- We update Fed Chair elect Yellen’s labour market dashboard and discover a mixed picture…
- …this suggests that December might be a little too early for the Fed to taper
- China’s economic data was mixed, but generally signal growth remains robust
Yellen’s labour market dashboard not conclusive enough for December taper
Fed Chair-elect Janet Yellen set out five indicators that she would use to define whether there had been a substantial improvement in the labour market in a speech earlier this year. These are the unemployment rate, the nonfarm payrolls, the hiring rate, the job quitting rate and overall spending and growth in the economy. The publication of the hiring and quit rates from the JOLT survey yesterday means we now have a full update of these indicators, so it is worth looking at each one and the general message of the overall dashboard. As reported earlier on these pages, the unemployment rate fell to 7% in November, from 7.3% in October, and 7.2% before the shutdown. This points to a clear improving trend. However, a note of caution is that labour market participation remains on a downward trend. The labour market participation rate rose to 63% in November, from 62.8% in October, but was still down from 63.2% in September. So there might be some concern that the unemployment rate is biased somewhat downwards by weak labour supply, which is seen as a sign of labour market weakness. On the other hand, the second labour market indicator – the nonfarm payrolls – has been robust. Payrolls were up by 203K in November and are trending at the 200K level that some other officials have suggested is an important benchmark. Unfortunately, the two indicators from the JOLT survey failed to support this improved picture. The hiring rate fell in October, to 3.3% from 3.4%. This still leaves it off its lows (of 3.1% in March of this year) but also way off its pre-recession highs (4.1% in November 2006). Furthermore, the quit rate has been flat at 1.7% for the last four months in a row, where as Mrs Yellen has asserted that a rise in this rate would signal that workers perceive their chances of being re-hired as being good. On the surface, the final metric is pointing at the right direction, with GDP growth accelerating markedly in Q3. However, final demand growth remained moderate. We expect this to improve markedly in coming months, and many indicators are starting to point in this direction, but the hard data are not yet completely convincing. Overall, therefore, the ‘Yellen dashboard’ is still a bit mixed. This suggests that the Fed may wait a little longer than the December FOMC to taper, though we think that it will not be too long now. Our base case remains that March is the most likely month.

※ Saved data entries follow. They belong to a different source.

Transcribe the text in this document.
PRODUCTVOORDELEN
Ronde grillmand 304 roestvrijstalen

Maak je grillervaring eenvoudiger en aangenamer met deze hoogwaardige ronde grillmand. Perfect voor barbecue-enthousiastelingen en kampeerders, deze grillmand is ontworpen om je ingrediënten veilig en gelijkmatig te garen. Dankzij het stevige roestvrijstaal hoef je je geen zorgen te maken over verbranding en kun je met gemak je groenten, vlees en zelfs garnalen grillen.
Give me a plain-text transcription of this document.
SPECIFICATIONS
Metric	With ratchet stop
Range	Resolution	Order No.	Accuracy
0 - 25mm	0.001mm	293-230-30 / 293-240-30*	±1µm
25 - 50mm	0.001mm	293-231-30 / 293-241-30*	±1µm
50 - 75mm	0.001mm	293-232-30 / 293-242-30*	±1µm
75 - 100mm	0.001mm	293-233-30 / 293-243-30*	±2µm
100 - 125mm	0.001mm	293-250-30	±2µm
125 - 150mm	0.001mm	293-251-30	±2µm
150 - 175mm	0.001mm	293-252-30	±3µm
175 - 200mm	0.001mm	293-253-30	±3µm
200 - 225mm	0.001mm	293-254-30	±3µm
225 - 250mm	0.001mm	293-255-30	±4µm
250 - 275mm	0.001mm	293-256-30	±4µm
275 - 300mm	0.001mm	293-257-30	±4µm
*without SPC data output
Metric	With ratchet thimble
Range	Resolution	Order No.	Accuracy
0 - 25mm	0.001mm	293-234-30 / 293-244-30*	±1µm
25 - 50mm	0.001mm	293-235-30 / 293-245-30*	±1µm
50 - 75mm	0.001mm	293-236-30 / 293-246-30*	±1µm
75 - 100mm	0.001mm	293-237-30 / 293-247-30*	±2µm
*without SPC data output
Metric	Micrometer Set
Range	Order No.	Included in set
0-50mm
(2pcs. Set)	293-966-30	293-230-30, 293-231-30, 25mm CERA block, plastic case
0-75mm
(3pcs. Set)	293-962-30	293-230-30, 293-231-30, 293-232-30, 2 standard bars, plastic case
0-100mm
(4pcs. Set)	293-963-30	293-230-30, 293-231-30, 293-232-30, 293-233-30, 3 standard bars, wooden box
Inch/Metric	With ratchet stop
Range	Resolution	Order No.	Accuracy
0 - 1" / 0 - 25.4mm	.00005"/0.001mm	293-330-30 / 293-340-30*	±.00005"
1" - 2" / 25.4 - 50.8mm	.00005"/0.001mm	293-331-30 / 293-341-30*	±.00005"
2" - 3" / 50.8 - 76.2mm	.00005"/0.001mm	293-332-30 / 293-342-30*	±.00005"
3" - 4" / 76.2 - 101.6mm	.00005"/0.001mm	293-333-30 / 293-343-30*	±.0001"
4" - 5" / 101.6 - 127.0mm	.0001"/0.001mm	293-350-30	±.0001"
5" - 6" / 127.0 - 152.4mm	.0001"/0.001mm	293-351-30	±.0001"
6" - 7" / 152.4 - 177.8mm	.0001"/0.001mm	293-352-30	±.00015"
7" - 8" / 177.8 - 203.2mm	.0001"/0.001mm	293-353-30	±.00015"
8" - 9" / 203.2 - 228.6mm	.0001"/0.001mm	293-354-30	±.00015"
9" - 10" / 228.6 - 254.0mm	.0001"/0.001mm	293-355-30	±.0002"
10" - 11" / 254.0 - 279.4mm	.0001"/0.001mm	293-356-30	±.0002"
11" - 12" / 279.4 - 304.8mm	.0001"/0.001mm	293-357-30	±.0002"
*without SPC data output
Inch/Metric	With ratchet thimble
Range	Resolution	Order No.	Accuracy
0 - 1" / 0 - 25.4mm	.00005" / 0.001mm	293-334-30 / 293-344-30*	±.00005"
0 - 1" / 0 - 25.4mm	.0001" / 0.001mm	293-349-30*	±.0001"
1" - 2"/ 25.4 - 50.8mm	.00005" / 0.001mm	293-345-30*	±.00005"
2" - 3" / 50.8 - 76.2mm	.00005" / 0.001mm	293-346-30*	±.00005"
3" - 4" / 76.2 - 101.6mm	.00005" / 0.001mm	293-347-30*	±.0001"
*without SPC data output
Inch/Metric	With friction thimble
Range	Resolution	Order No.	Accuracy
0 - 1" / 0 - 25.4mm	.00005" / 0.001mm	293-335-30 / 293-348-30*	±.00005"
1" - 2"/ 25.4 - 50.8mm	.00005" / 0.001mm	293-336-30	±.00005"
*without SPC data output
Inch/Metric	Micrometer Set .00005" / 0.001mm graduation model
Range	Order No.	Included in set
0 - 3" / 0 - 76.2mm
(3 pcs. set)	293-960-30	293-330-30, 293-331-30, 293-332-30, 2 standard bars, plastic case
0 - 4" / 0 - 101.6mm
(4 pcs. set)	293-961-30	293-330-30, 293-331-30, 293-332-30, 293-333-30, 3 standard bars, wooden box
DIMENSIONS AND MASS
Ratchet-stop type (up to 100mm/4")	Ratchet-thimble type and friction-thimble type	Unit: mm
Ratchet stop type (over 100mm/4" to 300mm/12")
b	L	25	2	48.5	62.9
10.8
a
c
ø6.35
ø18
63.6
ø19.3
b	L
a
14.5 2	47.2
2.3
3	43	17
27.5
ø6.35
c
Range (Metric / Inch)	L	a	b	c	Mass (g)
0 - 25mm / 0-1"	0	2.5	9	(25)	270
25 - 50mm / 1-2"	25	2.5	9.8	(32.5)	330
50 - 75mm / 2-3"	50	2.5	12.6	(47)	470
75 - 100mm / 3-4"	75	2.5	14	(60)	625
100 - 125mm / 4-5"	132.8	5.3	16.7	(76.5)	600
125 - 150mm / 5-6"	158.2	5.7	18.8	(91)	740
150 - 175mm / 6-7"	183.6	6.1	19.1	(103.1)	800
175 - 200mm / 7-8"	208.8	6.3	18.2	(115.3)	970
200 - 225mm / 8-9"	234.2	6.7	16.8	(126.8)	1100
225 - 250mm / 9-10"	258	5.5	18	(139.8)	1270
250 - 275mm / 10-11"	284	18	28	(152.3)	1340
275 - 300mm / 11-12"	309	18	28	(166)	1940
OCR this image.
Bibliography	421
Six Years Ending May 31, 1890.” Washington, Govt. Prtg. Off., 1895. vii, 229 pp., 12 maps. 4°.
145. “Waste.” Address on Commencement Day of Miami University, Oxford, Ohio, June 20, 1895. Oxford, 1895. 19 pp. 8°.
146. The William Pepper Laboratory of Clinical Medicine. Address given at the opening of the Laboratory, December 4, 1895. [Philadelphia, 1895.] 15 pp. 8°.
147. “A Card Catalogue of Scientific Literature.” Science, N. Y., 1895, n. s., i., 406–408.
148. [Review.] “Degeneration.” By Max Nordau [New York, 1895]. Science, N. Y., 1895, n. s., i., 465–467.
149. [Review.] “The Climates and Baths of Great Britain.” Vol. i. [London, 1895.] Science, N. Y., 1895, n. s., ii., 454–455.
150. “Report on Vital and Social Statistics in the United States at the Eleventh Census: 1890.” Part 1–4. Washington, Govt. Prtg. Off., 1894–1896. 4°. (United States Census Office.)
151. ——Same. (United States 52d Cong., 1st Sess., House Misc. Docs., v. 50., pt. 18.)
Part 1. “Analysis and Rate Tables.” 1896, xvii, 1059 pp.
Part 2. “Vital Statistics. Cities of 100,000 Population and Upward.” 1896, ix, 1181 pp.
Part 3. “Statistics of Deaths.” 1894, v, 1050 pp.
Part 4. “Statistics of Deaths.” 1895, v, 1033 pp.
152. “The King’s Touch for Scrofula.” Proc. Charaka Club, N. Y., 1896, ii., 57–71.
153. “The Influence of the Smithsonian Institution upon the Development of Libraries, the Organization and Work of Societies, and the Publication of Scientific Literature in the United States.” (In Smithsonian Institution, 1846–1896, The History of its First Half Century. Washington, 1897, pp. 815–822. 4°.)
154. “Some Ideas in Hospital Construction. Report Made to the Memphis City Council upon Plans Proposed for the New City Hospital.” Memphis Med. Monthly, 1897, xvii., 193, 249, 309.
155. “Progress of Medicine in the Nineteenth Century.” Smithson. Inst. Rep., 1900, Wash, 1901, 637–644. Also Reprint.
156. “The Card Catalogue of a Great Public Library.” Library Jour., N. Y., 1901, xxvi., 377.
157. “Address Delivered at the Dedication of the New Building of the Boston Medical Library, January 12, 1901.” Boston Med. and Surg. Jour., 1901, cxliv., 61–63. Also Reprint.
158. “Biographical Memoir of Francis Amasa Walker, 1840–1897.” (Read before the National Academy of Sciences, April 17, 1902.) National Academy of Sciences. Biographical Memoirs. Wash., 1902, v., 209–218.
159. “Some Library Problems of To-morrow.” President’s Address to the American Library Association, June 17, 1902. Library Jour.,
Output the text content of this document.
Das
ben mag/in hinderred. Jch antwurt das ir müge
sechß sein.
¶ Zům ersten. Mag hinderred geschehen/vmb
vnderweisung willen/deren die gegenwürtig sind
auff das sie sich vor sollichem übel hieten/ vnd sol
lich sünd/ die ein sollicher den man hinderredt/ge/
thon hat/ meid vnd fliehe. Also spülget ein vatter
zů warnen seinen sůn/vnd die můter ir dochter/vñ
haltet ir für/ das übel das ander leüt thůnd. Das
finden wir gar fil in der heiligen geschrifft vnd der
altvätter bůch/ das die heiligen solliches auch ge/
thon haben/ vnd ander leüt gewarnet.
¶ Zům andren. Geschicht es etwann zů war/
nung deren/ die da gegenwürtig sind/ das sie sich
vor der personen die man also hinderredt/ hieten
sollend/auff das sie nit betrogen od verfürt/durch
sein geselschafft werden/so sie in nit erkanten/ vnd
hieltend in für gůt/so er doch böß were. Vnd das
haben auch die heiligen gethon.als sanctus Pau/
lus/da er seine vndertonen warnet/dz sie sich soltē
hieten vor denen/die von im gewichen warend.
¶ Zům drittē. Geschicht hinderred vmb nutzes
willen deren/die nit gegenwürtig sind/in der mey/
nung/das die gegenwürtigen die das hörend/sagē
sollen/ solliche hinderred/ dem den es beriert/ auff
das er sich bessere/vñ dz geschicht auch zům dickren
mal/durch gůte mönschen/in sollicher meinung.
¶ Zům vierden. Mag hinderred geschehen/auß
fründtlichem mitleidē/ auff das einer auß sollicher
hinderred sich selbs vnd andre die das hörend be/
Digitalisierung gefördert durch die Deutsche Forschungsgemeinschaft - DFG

China data mixed, but consistent with growth stabilising at decent rates in Q4…
November’s package of economic data out of China showed that economic activity remains firm. Although fixed investment (down to 19.9% from 20.1% in October) and industrial production (10% yoy down from 10.3% yoy) slowed, retail sales (13.7% yoy from 13.3% yoy) and exports (12.7% yoy from 5.6%) continued to show a strong growth momentum. This is consistent with economic growth that is stabilizing, with a stronger drive coming from consumption. We expect that GDP growth will moderate somewhat in the fourth quarter, but that the underlying data will remain strong.
…while we stick to 8% growth forecast for 2014
The annual Central Economic Conference which started yesterday will lay out the official targets for GDP growth in 2014 and supporting measures. It could be that that authorities set a more moderate target for growth of 7% for 2014, but this should be seen as a bottom limit. Still, it shows that despite the improving economic data, a strong rebound in the coming year is not likely. Consumption will support domestic demand, while the pace of growth in infrastructure investments will continue gradually declining. Export growth should also offset the slowdown in investment. Overall, we stick to our forecast for GDP growth of 8% in 2014 on the back of stronger global demand, while domestic demand is expected to remain solid.